The wave of competitive populism is throwing in its daily tide of game-changing ideas, and a preemptive dose of doles to outbid each other. The only winner can be the ones who have shown the patience of queuing up in election after election, and casting a vote to elect the few. The latest being the idea of Minimum Income Guarantee (MIG), as proposed by Congress President Rahul Gandhi. From ‘Garibi Hatao’, a downright winner five decades ago, back to ‘Minimum Income’ now, the semantics might have changed, but the goal remains the same.
Though the latest data suggests that India might have pulled almost 80 percent of its population out of abject poverty in the last decade, there is no denying the fact that in the same period, we have ‘achieved’ an increase in inequality, more than any other country.
How Helpful Will ‘Direct Income Transfer’ Be?
The millions of people living at the bottom tier essentially require the State’s support, to live a life of dignity. The Modi government has made a move in this direction just before the general elections, by making a provision of Rs 75,000 crore for 12 crore farmers in the next financial year, under the Pradhan Mantri Kisan Samman Nidhi scheme (announced in the interim budget).

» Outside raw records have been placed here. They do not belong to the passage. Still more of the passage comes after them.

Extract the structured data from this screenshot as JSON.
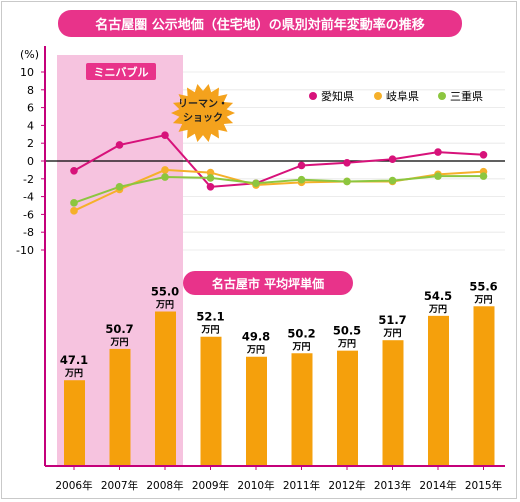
{
  "title": "名古屋圏 公示地価（住宅地）の県別対前年変動率の推移",
  "colors": {
    "title_bg": "#e8338a",
    "mini_bubble_bg": "#f6c3df",
    "mini_bubble_label_bg": "#e8338a",
    "lehman_burst": "#f4a21d",
    "aichi": "#d7127a",
    "gifu": "#f5b02a",
    "mie": "#8cc63f",
    "bar": "#f5a00c",
    "axis": "#c4007a",
    "zero_line": "#000000",
    "grid": "#e6e6e6"
  },
  "annotations": {
    "mini_bubble": "ミニバブル",
    "lehman_shock_line1": "リーマン・",
    "lehman_shock_line2": "ショック",
    "price_section_title": "名古屋市 平均坪単価",
    "unit_label": "万円"
  },
  "chart_data": [
    {
      "type": "line",
      "title": "名古屋圏 公示地価（住宅地）の県別対前年変動率の推移",
      "ylabel": "(%)",
      "ylim": [
        -10,
        10
      ],
      "yticks": [
        10,
        8,
        6,
        4,
        2,
        0,
        -2,
        -4,
        -6,
        -8,
        -10
      ],
      "x": [
        "2006年",
        "2007年",
        "2008年",
        "2009年",
        "2010年",
        "2011年",
        "2012年",
        "2013年",
        "2014年",
        "2015年"
      ],
      "legend_position": "top-right",
      "series": [
        {
          "name": "愛知県",
          "color": "#d7127a",
          "values": [
            -1.1,
            1.8,
            2.9,
            -2.9,
            -2.5,
            -0.5,
            -0.2,
            0.2,
            1.0,
            0.7
          ]
        },
        {
          "name": "岐阜県",
          "color": "#f5b02a",
          "values": [
            -5.6,
            -3.2,
            -1.0,
            -1.3,
            -2.7,
            -2.4,
            -2.3,
            -2.3,
            -1.5,
            -1.2
          ]
        },
        {
          "name": "三重県",
          "color": "#8cc63f",
          "values": [
            -4.7,
            -2.9,
            -1.8,
            -1.9,
            -2.5,
            -2.1,
            -2.3,
            -2.2,
            -1.7,
            -1.7
          ]
        }
      ]
    },
    {
      "type": "bar",
      "title": "名古屋市 平均坪単価",
      "categories": [
        "2006年",
        "2007年",
        "2008年",
        "2009年",
        "2010年",
        "2011年",
        "2012年",
        "2013年",
        "2014年",
        "2015年"
      ],
      "values": [
        47.1,
        50.7,
        55.0,
        52.1,
        49.8,
        50.2,
        50.5,
        51.7,
        54.5,
        55.6
      ],
      "unit": "万円"
    }
  ]
}
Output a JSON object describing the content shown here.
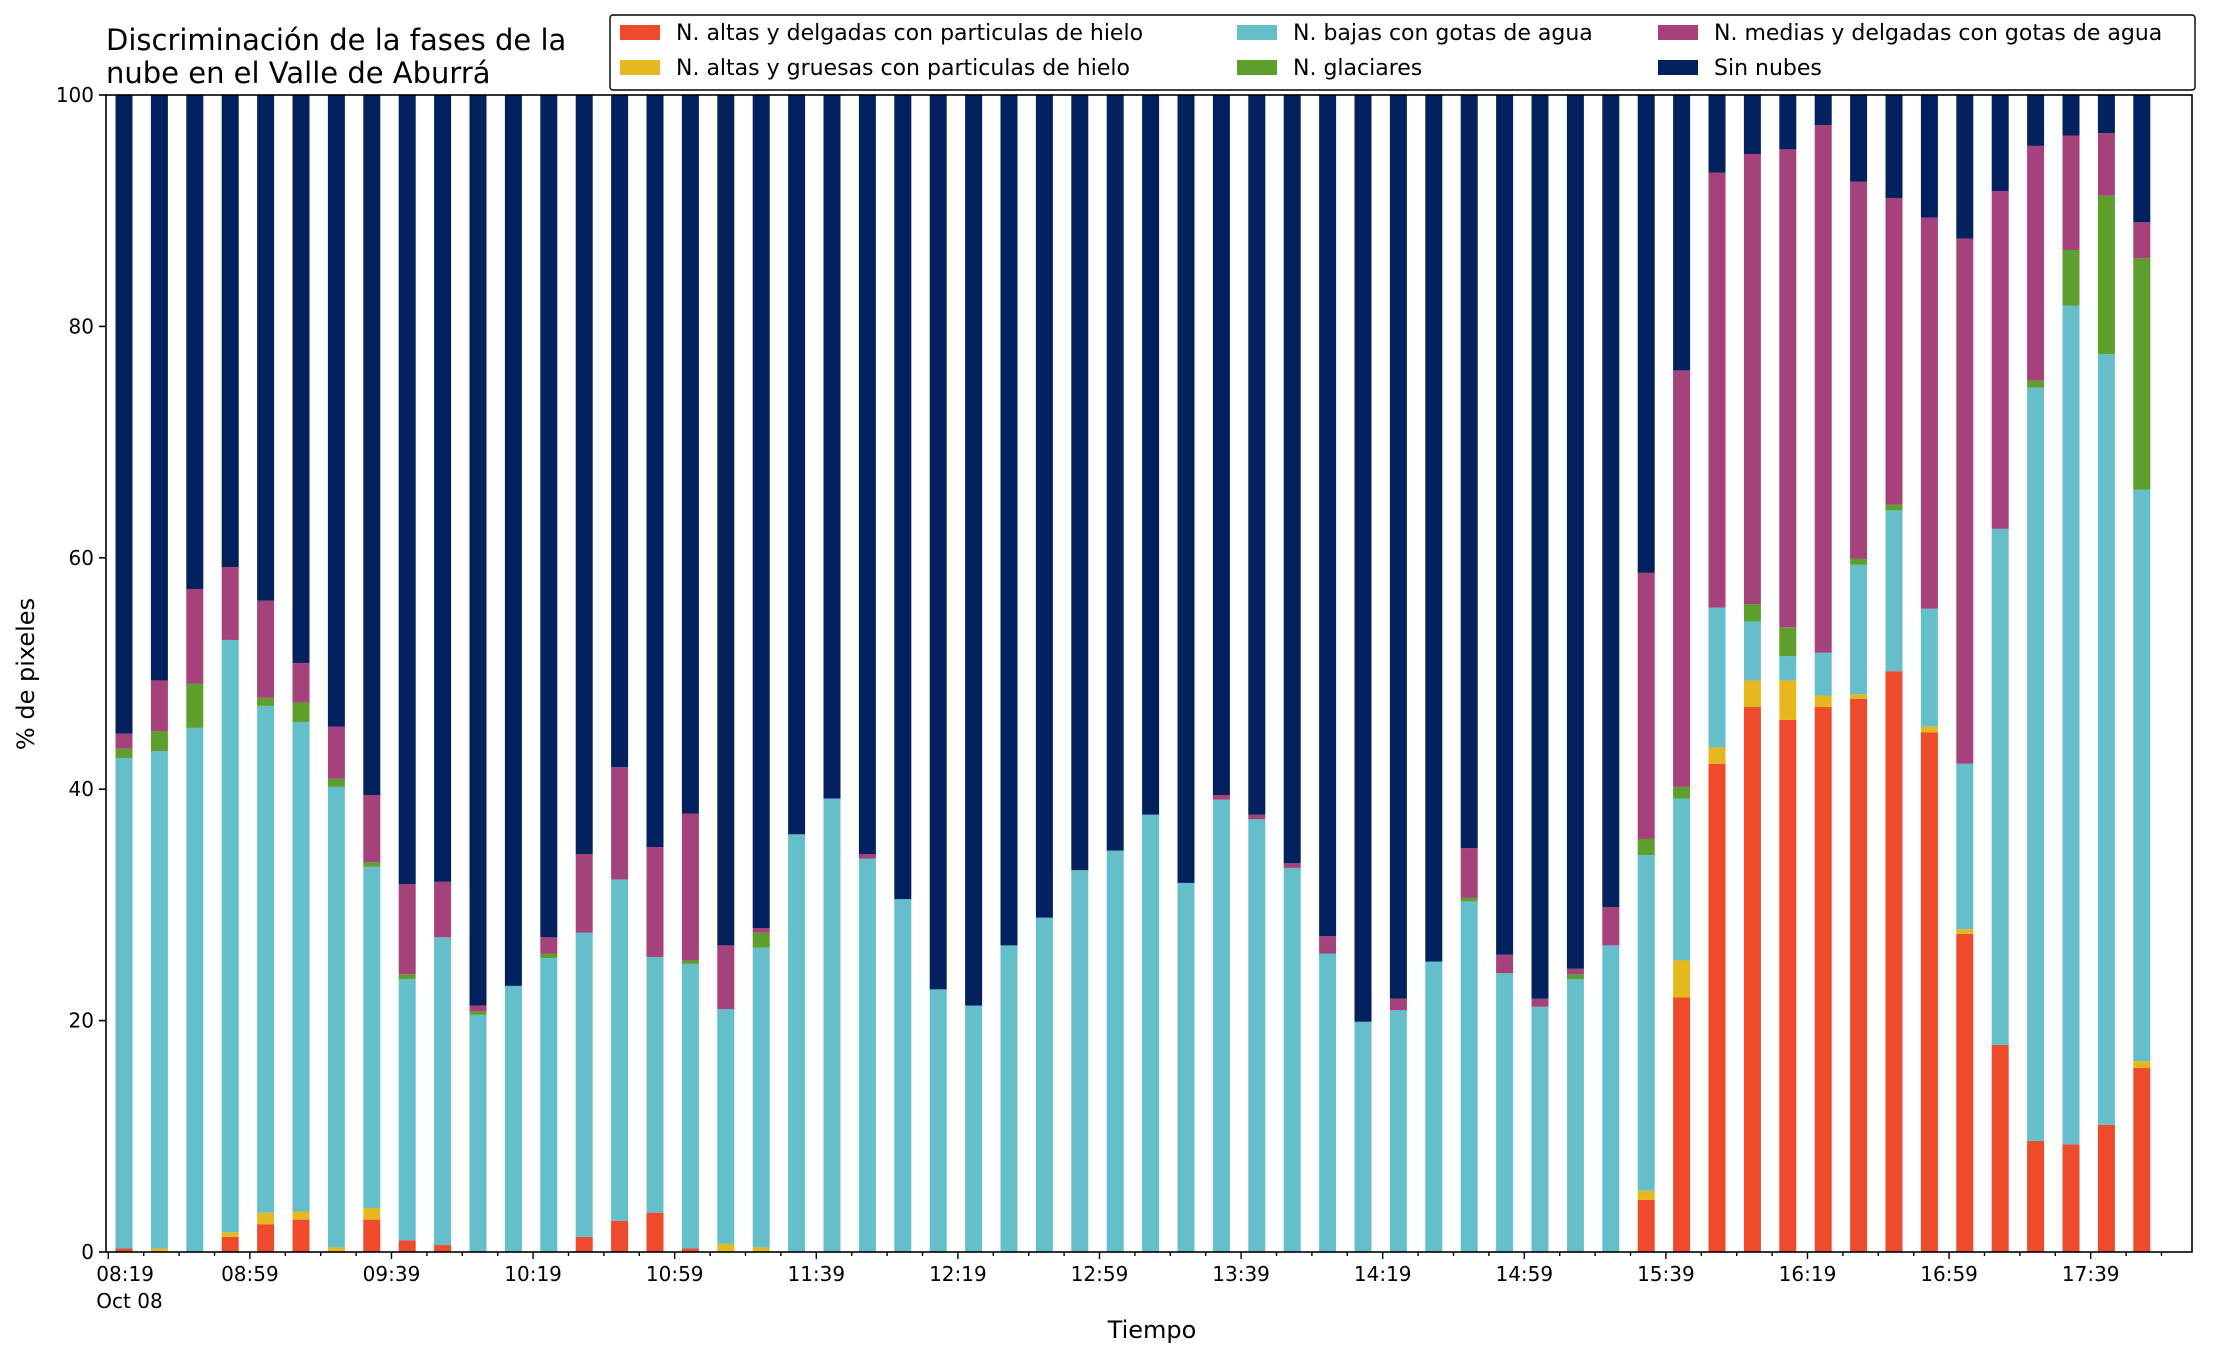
{
  "chart_data": {
    "type": "bar",
    "stacked": true,
    "title_lines": [
      "Discriminación de la fases de la",
      "nube en el Valle de Aburrá"
    ],
    "xlabel": "Tiempo",
    "ylabel": "% de pixeles",
    "ylim": [
      0,
      100
    ],
    "yticks": [
      "0",
      "20",
      "40",
      "60",
      "80",
      "100"
    ],
    "xtick_labels": [
      "08:19",
      "08:59",
      "09:39",
      "10:19",
      "10:59",
      "11:39",
      "12:19",
      "12:59",
      "13:39",
      "14:19",
      "14:59",
      "15:39",
      "16:19",
      "16:59",
      "17:39"
    ],
    "xtick_sublabel": "Oct 08",
    "legend_position": "top-right",
    "categories": [
      "08:19",
      "08:29",
      "08:39",
      "08:49",
      "08:59",
      "09:09",
      "09:19",
      "09:29",
      "09:39",
      "09:49",
      "09:59",
      "10:09",
      "10:19",
      "10:29",
      "10:39",
      "10:49",
      "10:59",
      "11:09",
      "11:19",
      "11:29",
      "11:39",
      "11:49",
      "11:59",
      "12:09",
      "12:19",
      "12:29",
      "12:39",
      "12:49",
      "12:59",
      "13:09",
      "13:19",
      "13:29",
      "13:39",
      "13:49",
      "13:59",
      "14:09",
      "14:19",
      "14:29",
      "14:39",
      "14:49",
      "14:59",
      "15:09",
      "15:19",
      "15:29",
      "15:39",
      "15:49",
      "15:59",
      "16:09",
      "16:19",
      "16:29",
      "16:39",
      "16:49",
      "16:59",
      "17:09",
      "17:19",
      "17:29",
      "17:39",
      "17:49"
    ],
    "series": [
      {
        "name": "N. altas y delgadas con particulas de hielo",
        "color": "#ee4a2c",
        "values": [
          0.3,
          0,
          0,
          1.3,
          2.4,
          2.8,
          0,
          2.8,
          1.0,
          0.6,
          0,
          0,
          0,
          1.3,
          2.7,
          3.4,
          0.3,
          0,
          0,
          0,
          0,
          0,
          0,
          0,
          0,
          0,
          0,
          0,
          0,
          0,
          0,
          0,
          0,
          0,
          0,
          0,
          0,
          0,
          0,
          0,
          0,
          0,
          0,
          4.5,
          22.0,
          42.2,
          47.1,
          46.0,
          47.1,
          47.8,
          50.2,
          44.9,
          27.5,
          17.9,
          9.6,
          9.3,
          11.0,
          15.9
        ]
      },
      {
        "name": "N. altas y gruesas con particulas de hielo",
        "color": "#e6b81e",
        "values": [
          0,
          0.3,
          0,
          0.4,
          1.0,
          0.7,
          0.4,
          1.0,
          0,
          0,
          0,
          0,
          0,
          0,
          0,
          0,
          0,
          0.7,
          0.4,
          0,
          0,
          0,
          0,
          0,
          0,
          0,
          0,
          0,
          0,
          0,
          0,
          0,
          0,
          0,
          0,
          0,
          0,
          0,
          0,
          0,
          0,
          0,
          0,
          0.8,
          3.2,
          1.4,
          2.3,
          3.4,
          1.0,
          0.4,
          0,
          0.5,
          0.4,
          0,
          0,
          0,
          0,
          0.6
        ]
      },
      {
        "name": "N. bajas con gotas de agua",
        "color": "#64bfcb",
        "values": [
          42.4,
          43.0,
          45.3,
          51.2,
          43.8,
          42.3,
          39.8,
          29.5,
          22.6,
          26.6,
          20.5,
          23.0,
          25.4,
          26.3,
          29.5,
          22.1,
          24.6,
          20.3,
          25.9,
          36.1,
          39.2,
          34.0,
          30.5,
          22.7,
          21.3,
          26.5,
          28.9,
          33.0,
          34.7,
          37.8,
          31.9,
          39.1,
          37.4,
          33.2,
          25.8,
          19.9,
          20.9,
          25.1,
          30.3,
          24.1,
          21.2,
          23.6,
          26.5,
          29.0,
          14.0,
          12.1,
          5.1,
          2.1,
          3.7,
          11.2,
          13.9,
          10.2,
          14.3,
          44.6,
          65.1,
          72.5,
          66.6,
          49.4
        ]
      },
      {
        "name": "N. glaciares",
        "color": "#5e9e2d",
        "values": [
          0.8,
          1.7,
          3.8,
          0,
          0.7,
          1.7,
          0.7,
          0.4,
          0.4,
          0,
          0.3,
          0,
          0.4,
          0,
          0,
          0,
          0.3,
          0,
          1.3,
          0,
          0,
          0,
          0,
          0,
          0,
          0,
          0,
          0,
          0,
          0,
          0,
          0,
          0,
          0,
          0,
          0,
          0,
          0,
          0.3,
          0,
          0,
          0.4,
          0,
          1.4,
          1.0,
          0,
          1.5,
          2.5,
          0,
          0.5,
          0.5,
          0,
          0,
          0,
          0.6,
          4.8,
          13.7,
          20.0
        ]
      },
      {
        "name": "N. medias y delgadas con gotas de agua",
        "color": "#a5427b",
        "values": [
          1.3,
          4.4,
          8.2,
          6.3,
          8.4,
          3.4,
          4.5,
          5.8,
          7.8,
          4.8,
          0.5,
          0,
          1.4,
          6.8,
          9.7,
          9.5,
          12.7,
          5.5,
          0.4,
          0,
          0,
          0.4,
          0,
          0,
          0,
          0,
          0,
          0,
          0,
          0,
          0,
          0.4,
          0.4,
          0.4,
          1.5,
          0,
          1.0,
          0,
          4.3,
          1.6,
          0.7,
          0.5,
          3.3,
          23.0,
          36.0,
          37.6,
          38.9,
          41.3,
          45.6,
          32.6,
          26.5,
          33.8,
          45.4,
          29.2,
          20.3,
          9.9,
          5.4,
          3.1
        ]
      },
      {
        "name": "Sin nubes",
        "color": "#03205f",
        "values": [
          55.2,
          50.6,
          42.7,
          40.8,
          43.7,
          49.1,
          54.6,
          60.5,
          68.2,
          68.0,
          78.7,
          77.0,
          72.8,
          65.6,
          58.1,
          65.0,
          62.1,
          73.5,
          72.0,
          63.9,
          60.8,
          65.6,
          69.5,
          77.3,
          78.7,
          73.5,
          71.1,
          67.0,
          65.3,
          62.2,
          68.1,
          60.5,
          62.2,
          66.4,
          72.7,
          80.1,
          78.1,
          74.9,
          65.1,
          74.3,
          78.1,
          75.5,
          70.2,
          41.3,
          23.8,
          6.7,
          5.1,
          4.7,
          2.6,
          7.5,
          8.9,
          10.6,
          12.4,
          8.3,
          4.4,
          3.5,
          3.3,
          11.0
        ]
      }
    ]
  }
}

Building on the existing infrastructure created by JAM (Jan Dhan-Aadhaar-Mobile), the government is all set for direct income transfer of an initial amount of Rs 2,000 to 10 crore farmers who have a landholding of less than 2 acres in the present quarter. However, the income guarantee of Rs 6,000 per year is far less than the income support provided by Odisha and Telangana, which is Rs 10,000 per year, and Rs 8,000 per acre per year, respectively.